The Pfizer vaccine requires storage at temperatures significantly below 0°C. While there are robust cold-chain logistics in Australia, until recently there was nothing available that could store and transport the vaccines at the required temperatures. While this situation has largely been addressed, there are still issues associated with getting the vaccine to rural and remote communities across Australia. Compounding this is the fact that the Pfizer and AstraZeneca vaccines require two injections at separate intervals for maximum effectiveness. This doubles the supply chain challenges we face.

Another challenge with getting the jab to the right people is that, to achieve herd immunity, at least 80% of the global population must receive the vaccine. That needs to be coordinated in Australia across multiple jurisdictions using the best data we have available from previous vaccine programs.

Data is the key

Supply chains are full of data at every step, and that data must be analysed and used to maximise the reach of the vaccination program.

Last-mile delivery poses the biggest challenge: the long haul gets the most attention — that is, getting the product from the producers and manufacturers — but that’s just the beginning.

Once vaccines have landed in Australia (if coming from overseas), and the quality assured, they must be distributed across the country. Urban centres are easier when it comes to vaccinating the community, with most of Australia’s population living in these centres, but rural and regional areas have significant numbers of people requiring vaccinations. This means that state and federal governments need to have a good handle on not just population health data but also social data, to monitor where and in which groups the disease is spiking. This data, coupled with a robust analytics platform, will help governments and their distribution partners understand which groups are vulnerable, which have underlying health conditions and, from there, where the priority injections should go.

Helping the analytics side of the equation is data from previous vaccine programs, including the annual flu jab. This data assists governments to determine the priority groups. Priority groups include healthcare and frontline workers, the elderly, those in long-term care and people with chronic health conditions.

While the various vaccines are being manufactured quickly, it’s the supply chain that is the most critical element in getting the medicine out into the community and into the arms of Australian citizens. Getting it right means governments must work together, along with partners in distribution and logistics, to get real-time data to tackle these supply chain conundrums.

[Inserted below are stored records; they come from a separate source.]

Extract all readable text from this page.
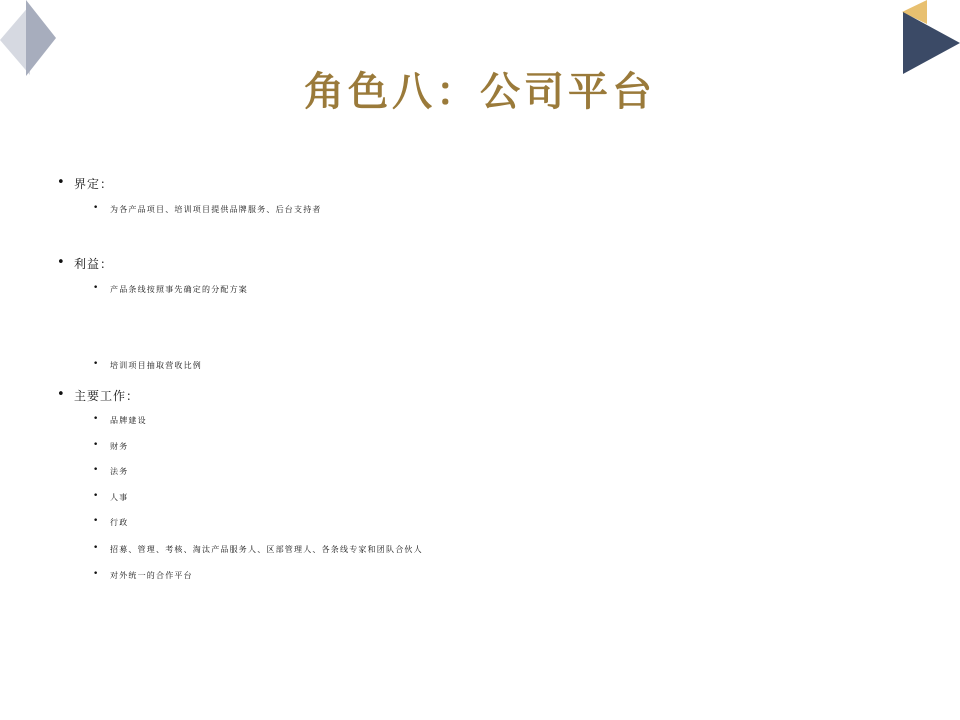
角色八：公司平台
• 界定：
• 为各产品项目、培训项目提供品牌服务、后台支持者
• 利益：
• 产品条线按照事先确定的分配方案
• 培训项目抽取营收比例
• 主要工作：
• 品牌建设
• 财务
• 法务
• 人事
• 行政
• 招募、管理、考核、淘汰产品服务人、区部管理人、各条线专家和团队合伙人
• 对外统一的合作平台
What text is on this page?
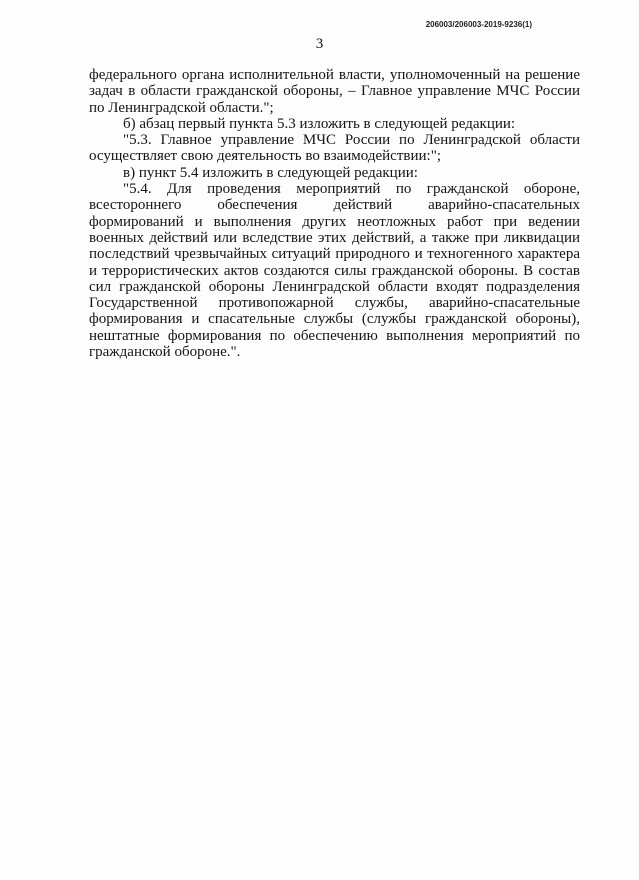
206003/206003-2019-9236(1)
3

федерального органа исполнительной власти, уполномоченный на решение задач в области гражданской обороны, – Главное управление МЧС России по Ленинградской области.";

б) абзац первый пункта 5.3 изложить в следующей редакции:

"5.3. Главное управление МЧС России по Ленинградской области осуществляет свою деятельность во взаимодействии:";

в) пункт 5.4 изложить в следующей редакции:

"5.4. Для проведения мероприятий по гражданской обороне, всестороннего обеспечения действий аварийно-спасательных формирований и выполнения других неотложных работ при ведении военных действий или вследствие этих действий, а также при ликвидации последствий чрезвычайных ситуаций природного и техногенного характера и террористических актов создаются силы гражданской обороны. В состав сил гражданской обороны Ленинградской области входят подразделения Государственной противопожарной службы, аварийно-спасательные формирования и спасательные службы (службы гражданской обороны), нештатные формирования по обеспечению выполнения мероприятий по гражданской обороне.".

Vaccinating Australians is the single largest logistical exercise the nation has undertaken in several generations. From tracking stock levels and uptake to wastage and misuse, shortages and recalls, adverse reactions and comorbidities, data is critical in the complete end-to-end vaccine program supply chain.

With access to the right data along the supply chain, at every step, countries, local jurisdictions, manufacturers and everyone else involved will have the insight needed to make sure the vaccination program works efficiently. Without data and analytics, the program won’t work, and Australia’s most vulnerable will be left hanging.